Odnośnik do komentarza
2 godziny temu, Javiolla napisał(a):

A jak radzisz sobie z pracą nad sobą w kwestii poczucia własnej wartosci i zaopiekowania się swoim wewnętrznym dzieckiem? Pamiętam Twój poprzedni wątek, gdzie doszłyśmy do wniosku, że poczucie wartości i samoocena jest do podniesienia, że musisz sie sobą zaopiekować i dać sobie uwage. Nie sądzę, że to fizjologia, bo niby co ona ma z tym wspólnego? Moim zdaniem stale krążysz wokół tego samego czyli deficytu braku uwagi. Zauroczenie daje Ci prawdopodobnie poczucie ważności, wyjątkowości, pozytywnej uwagi. Wg mnie nadal szukasz uzupełniania deficytów z dzieciństwa. Czas najwyższy uświadomić sobie, że nic i nikt nigdy Ci nie będzie w stanie uzupełnić braków. Nikt nie da Ci uwagi i zaopiekowania jakiego nie dostałaś będąc dzieckiem. Ciągle odzywa się w Tobie wewnętrzne dziecko, które szuka tego czego brakowało dawniej. 

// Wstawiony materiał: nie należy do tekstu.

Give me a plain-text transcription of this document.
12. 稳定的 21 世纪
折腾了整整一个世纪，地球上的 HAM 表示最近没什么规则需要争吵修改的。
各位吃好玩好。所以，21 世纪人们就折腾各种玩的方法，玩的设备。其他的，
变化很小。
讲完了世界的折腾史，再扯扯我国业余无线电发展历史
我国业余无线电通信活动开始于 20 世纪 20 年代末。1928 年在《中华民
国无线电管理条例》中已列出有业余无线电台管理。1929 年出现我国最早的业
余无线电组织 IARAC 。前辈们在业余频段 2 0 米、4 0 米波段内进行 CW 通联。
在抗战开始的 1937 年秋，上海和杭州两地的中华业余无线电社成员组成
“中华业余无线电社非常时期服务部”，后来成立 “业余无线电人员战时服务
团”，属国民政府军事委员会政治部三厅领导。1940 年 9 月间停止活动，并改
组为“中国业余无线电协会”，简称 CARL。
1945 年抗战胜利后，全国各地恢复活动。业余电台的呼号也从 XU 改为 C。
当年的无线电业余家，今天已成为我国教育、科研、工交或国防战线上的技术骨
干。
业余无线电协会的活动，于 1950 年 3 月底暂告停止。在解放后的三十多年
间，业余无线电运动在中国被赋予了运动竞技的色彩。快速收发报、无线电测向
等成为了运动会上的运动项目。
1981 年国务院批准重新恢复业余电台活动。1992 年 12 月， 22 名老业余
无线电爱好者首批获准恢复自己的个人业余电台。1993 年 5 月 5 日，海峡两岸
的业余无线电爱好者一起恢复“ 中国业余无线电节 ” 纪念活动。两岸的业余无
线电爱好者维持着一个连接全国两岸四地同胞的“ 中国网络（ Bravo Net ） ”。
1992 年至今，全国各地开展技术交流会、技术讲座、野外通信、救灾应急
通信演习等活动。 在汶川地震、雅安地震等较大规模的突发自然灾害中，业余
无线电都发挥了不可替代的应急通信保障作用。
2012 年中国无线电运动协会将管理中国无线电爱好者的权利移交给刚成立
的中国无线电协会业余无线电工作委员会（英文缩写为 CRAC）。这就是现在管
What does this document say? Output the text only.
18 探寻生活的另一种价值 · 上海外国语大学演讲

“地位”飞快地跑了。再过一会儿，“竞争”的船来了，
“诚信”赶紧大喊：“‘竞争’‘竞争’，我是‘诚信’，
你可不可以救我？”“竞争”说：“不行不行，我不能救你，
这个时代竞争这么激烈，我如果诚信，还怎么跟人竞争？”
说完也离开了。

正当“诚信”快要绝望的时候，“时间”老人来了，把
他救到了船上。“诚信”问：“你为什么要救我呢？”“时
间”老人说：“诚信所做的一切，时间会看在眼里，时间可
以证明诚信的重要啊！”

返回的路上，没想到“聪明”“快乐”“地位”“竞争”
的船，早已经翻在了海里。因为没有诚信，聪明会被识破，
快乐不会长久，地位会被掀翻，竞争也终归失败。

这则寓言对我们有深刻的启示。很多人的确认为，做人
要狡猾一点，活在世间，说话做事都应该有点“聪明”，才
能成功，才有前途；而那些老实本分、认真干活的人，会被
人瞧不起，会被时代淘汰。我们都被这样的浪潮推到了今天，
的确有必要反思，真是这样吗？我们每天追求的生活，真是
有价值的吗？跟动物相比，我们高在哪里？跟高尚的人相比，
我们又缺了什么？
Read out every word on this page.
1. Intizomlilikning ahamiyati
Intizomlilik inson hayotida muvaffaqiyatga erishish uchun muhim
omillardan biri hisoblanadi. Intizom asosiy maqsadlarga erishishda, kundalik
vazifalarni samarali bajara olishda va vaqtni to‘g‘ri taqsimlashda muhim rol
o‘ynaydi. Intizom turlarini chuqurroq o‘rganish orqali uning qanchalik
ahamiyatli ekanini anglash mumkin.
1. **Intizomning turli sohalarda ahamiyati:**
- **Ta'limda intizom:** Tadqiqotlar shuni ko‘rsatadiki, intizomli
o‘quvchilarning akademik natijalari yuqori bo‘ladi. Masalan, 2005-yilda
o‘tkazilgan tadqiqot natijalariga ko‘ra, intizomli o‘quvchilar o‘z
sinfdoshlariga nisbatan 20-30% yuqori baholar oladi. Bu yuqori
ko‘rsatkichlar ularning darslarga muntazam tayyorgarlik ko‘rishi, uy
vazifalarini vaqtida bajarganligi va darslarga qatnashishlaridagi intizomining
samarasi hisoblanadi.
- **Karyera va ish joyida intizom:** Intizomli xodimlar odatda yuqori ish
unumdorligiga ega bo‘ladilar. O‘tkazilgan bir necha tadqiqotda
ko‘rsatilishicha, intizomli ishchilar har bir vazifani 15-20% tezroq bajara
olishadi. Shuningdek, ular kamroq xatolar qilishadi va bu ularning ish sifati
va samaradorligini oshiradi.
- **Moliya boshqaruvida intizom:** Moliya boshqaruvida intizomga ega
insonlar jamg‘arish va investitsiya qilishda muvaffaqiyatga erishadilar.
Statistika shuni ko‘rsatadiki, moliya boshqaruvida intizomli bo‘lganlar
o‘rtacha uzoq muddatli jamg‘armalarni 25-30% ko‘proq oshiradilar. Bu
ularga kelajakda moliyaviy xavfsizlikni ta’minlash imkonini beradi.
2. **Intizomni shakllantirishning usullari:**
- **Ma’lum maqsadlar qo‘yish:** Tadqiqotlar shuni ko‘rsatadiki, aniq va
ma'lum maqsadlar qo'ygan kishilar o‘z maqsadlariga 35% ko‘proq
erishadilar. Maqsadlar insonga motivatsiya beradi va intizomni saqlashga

Dzięki za odpowiedź. Praca nad samooceną idzie mi moim zdaniem całkiem nieźle - wiadomo że raz jest z tym lepiej, a raz gorzej. Ale ogólnie jest lepiej 🙂

Nie pomyślałam o tym, może faktycznie odzywa się we mnie potrzeba uwagi w taki sposób, nie wiem

Odnośnik do komentarza
3 godziny temu, Gomat napisał(a):

Nie pomyślałam o tym, może faktycznie odzywa się we mnie potrzeba uwagi w taki sposób, nie wiem

To bardzo prawdopodobne. Pomyśl jak się czujesz gdy się tak zauroczysz jak nastolatka? Jakie dokładniej uczucia Ci to daje? A wtedy przypomnij sobie czy tego Ci własnie brakowało w dzieciństwie/nastoletniości?  

Edytowane przez Javiolla
  • Lubię to 1

"Twoją rzeczywistą i ostateczną prawdą jest sposób, w jaki przeżywasz swoje życie, a nie idee, w które wierzysz"

Odnośnik do komentarza

Jeśli chcesz dodać odpowiedź, zaloguj się lub zarejestruj nowe konto

Jedynie zarejestrowani użytkownicy mogą komentować zawartość tej strony.

Zarejestruj nowe konto

Załóż nowe konto. To bardzo proste!

Zarejestruj się

Zaloguj się

Posiadasz już konto? Zaloguj się poniżej.

Zaloguj się
×
×
  • Dodaj nową pozycję...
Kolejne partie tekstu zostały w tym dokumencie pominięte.